🤖 AI Summary
Existing automated paper review methods rely either on shallow textual features or black-box large language models (LLMs), leading to hallucination, scoring bias, and an inability to model the dynamic nature of peer review. This paper proposes the first multi-agent debate-based review simulation framework: it orchestrates iterative argumentative interactions between LLM-driven reviewers and authors, explicitly encoding logical relations among claims—such as support, rebuttal, and clarification—as typed edges in a heterogeneous graph, and employs a heterogeneous graph neural network for structured reasoning. The core innovation lies in formalizing peer review as an interpretable graph reasoning task, jointly capturing semantic depth and interactive dynamics. Evaluated on three benchmark datasets, our method achieves an average relative improvement of 15.73% over state-of-the-art baselines.
📝 Abstract
Existing paper review methods often rely on superficial manuscript features or directly on large language models (LLMs), which are prone to hallucinations, biased scoring, and limited reasoning capabilities.
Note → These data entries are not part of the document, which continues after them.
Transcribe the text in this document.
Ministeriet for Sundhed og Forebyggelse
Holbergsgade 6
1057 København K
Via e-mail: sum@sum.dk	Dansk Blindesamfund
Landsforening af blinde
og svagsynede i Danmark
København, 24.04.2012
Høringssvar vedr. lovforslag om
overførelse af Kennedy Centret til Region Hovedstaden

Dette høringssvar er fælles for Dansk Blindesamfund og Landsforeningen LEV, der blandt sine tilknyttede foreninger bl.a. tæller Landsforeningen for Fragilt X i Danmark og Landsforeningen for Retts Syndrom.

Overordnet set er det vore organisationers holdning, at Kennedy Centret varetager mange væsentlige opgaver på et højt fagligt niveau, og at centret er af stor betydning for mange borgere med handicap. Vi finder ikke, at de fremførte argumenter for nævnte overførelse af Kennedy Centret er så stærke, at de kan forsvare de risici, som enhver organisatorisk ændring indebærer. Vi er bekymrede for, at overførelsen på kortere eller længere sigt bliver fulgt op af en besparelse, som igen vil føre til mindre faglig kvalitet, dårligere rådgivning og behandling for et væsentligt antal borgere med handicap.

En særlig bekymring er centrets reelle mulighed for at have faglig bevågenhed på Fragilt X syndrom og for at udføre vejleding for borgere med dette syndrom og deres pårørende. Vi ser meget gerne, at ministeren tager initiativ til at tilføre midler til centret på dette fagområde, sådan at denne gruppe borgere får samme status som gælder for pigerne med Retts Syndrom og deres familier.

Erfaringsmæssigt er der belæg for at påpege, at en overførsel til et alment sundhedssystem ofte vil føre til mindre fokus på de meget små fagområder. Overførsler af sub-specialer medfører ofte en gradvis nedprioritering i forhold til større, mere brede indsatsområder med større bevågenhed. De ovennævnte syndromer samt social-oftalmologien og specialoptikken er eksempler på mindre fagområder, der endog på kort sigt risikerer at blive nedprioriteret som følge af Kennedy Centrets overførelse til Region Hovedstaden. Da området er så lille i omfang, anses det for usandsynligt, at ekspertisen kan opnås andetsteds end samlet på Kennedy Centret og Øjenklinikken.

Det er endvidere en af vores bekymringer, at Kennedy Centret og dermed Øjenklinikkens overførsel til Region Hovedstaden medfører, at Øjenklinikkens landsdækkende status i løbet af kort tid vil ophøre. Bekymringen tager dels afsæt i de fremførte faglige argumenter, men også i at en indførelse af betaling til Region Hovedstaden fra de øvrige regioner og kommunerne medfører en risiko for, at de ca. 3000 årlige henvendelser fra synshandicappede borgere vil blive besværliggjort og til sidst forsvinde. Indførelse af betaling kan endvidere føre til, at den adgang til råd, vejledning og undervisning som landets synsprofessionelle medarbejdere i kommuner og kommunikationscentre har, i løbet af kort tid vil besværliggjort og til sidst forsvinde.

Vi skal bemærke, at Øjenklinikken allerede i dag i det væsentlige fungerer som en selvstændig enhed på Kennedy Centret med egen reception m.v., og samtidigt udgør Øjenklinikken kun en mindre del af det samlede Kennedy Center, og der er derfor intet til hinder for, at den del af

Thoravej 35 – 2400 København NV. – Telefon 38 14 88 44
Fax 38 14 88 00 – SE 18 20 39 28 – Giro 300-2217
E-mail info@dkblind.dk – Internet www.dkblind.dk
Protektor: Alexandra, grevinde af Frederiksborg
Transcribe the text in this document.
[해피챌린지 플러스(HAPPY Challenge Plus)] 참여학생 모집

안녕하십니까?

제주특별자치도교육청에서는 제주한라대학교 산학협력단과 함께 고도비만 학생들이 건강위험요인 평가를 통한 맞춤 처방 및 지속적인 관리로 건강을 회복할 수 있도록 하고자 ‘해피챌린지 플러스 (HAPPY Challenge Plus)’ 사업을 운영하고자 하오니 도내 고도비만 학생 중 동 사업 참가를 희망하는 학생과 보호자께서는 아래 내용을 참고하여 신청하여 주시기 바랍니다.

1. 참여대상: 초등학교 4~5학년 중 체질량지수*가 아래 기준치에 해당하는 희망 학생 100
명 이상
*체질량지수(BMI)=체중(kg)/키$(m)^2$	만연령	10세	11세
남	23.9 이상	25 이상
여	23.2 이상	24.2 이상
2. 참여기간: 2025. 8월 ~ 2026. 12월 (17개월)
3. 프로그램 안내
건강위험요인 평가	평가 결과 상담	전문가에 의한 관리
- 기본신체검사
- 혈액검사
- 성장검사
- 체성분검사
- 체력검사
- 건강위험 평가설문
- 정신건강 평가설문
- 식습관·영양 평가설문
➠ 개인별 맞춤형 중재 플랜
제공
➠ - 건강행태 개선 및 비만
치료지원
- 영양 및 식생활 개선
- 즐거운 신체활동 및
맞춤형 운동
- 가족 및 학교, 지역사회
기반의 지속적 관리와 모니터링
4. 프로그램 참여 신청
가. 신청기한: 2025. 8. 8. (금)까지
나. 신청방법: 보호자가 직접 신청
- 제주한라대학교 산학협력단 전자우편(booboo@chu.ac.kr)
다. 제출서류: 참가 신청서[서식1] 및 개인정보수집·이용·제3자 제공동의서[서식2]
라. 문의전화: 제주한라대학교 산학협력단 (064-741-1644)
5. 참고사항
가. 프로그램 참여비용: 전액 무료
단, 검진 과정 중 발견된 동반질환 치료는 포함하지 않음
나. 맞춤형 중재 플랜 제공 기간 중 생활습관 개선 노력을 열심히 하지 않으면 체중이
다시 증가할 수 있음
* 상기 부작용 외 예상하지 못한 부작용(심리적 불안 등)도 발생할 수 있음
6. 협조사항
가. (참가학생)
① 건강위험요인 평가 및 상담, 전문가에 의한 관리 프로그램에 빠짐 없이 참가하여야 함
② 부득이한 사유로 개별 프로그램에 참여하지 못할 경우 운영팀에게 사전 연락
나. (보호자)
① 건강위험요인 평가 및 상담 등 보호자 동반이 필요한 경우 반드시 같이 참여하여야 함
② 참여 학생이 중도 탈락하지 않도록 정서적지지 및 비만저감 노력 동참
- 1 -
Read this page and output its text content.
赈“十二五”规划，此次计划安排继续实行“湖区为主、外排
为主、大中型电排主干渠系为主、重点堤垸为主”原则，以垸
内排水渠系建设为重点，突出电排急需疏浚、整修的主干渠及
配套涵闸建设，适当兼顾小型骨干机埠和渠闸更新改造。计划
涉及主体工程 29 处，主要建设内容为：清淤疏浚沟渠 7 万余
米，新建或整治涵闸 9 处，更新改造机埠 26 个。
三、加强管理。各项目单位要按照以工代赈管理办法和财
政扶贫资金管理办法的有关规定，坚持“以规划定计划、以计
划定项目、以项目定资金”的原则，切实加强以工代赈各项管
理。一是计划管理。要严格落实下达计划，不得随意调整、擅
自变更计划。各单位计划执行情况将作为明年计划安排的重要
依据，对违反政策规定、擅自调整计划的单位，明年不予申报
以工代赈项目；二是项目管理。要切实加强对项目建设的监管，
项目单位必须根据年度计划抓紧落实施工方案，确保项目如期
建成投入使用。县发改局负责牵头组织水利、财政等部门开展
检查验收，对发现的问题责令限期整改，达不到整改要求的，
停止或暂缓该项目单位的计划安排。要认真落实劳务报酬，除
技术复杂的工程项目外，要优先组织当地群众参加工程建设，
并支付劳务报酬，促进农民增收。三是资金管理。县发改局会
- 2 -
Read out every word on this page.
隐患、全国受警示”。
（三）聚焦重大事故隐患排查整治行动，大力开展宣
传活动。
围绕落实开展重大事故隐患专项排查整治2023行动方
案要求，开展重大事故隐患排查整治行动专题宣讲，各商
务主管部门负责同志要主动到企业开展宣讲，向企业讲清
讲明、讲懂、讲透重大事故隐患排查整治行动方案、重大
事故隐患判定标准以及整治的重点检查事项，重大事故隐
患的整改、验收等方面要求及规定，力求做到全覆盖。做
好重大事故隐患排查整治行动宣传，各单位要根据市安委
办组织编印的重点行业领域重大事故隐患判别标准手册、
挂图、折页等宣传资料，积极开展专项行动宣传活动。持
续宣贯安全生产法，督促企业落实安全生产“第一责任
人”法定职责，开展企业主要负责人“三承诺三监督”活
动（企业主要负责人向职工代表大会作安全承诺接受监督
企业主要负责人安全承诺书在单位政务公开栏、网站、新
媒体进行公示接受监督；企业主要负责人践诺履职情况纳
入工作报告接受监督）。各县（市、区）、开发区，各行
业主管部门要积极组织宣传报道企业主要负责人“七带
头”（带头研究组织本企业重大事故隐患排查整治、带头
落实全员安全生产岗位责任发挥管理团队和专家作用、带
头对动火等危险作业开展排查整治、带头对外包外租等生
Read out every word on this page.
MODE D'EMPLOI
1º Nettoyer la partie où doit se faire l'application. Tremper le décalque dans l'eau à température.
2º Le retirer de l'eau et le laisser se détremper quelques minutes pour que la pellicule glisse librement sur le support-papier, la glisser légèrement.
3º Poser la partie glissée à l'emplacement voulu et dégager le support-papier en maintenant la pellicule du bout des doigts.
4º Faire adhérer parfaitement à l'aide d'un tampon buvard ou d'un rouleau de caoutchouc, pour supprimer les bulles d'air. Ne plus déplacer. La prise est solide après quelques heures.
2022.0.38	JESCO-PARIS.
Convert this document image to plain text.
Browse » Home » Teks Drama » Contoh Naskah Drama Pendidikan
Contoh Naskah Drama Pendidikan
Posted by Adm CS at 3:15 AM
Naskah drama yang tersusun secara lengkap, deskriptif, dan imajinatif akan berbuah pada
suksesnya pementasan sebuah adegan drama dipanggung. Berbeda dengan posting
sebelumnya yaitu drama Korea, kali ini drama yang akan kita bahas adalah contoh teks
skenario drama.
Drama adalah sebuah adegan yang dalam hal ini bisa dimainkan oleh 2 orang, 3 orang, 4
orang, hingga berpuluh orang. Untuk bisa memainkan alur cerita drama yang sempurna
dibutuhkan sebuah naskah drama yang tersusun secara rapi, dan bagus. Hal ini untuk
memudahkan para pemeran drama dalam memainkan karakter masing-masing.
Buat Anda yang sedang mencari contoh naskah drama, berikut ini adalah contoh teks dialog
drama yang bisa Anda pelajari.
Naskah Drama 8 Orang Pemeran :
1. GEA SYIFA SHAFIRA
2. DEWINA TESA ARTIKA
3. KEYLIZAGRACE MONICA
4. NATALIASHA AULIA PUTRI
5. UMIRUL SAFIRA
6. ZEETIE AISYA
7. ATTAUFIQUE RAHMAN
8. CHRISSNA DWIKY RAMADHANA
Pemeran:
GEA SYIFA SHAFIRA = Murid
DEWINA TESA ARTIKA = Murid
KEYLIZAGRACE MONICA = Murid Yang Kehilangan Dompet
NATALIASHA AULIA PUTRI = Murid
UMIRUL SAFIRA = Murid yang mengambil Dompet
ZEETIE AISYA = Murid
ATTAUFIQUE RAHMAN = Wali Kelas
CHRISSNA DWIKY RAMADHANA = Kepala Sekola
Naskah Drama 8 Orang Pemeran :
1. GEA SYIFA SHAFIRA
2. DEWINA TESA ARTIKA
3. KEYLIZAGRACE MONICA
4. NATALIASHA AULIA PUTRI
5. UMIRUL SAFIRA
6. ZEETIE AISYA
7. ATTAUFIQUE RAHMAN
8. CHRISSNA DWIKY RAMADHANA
Moreover, these methods often fail to capture the complex argumentative reasoning and negotiation dynamics inherent in reviewer-author interactions. To address these limitations, we propose ReViewGraph (Reviewer-Author Debates Graph Reasoner), a novel framework that performs heterogeneous graph reasoning over LLM-simulated multi-round reviewer-author debates. In our approach, reviewer-author exchanges are simulated through LLM-based multi-agent collaboration. Diverse opinion relations (e.g., acceptance, rejection, clarification, and compromise) are then explicitly extracted and encoded as typed edges within a heterogeneous interaction graph. By applying graph neural networks to reason over these structured debate graphs, ReViewGraph captures fine-grained argumentative dynamics and enables more informed review decisions. Extensive experiments on three datasets demonstrate that ReViewGraph outperforms strong baselines with an average relative improvement of 15.73%, underscoring the value of modeling detailed reviewer-author debate structures.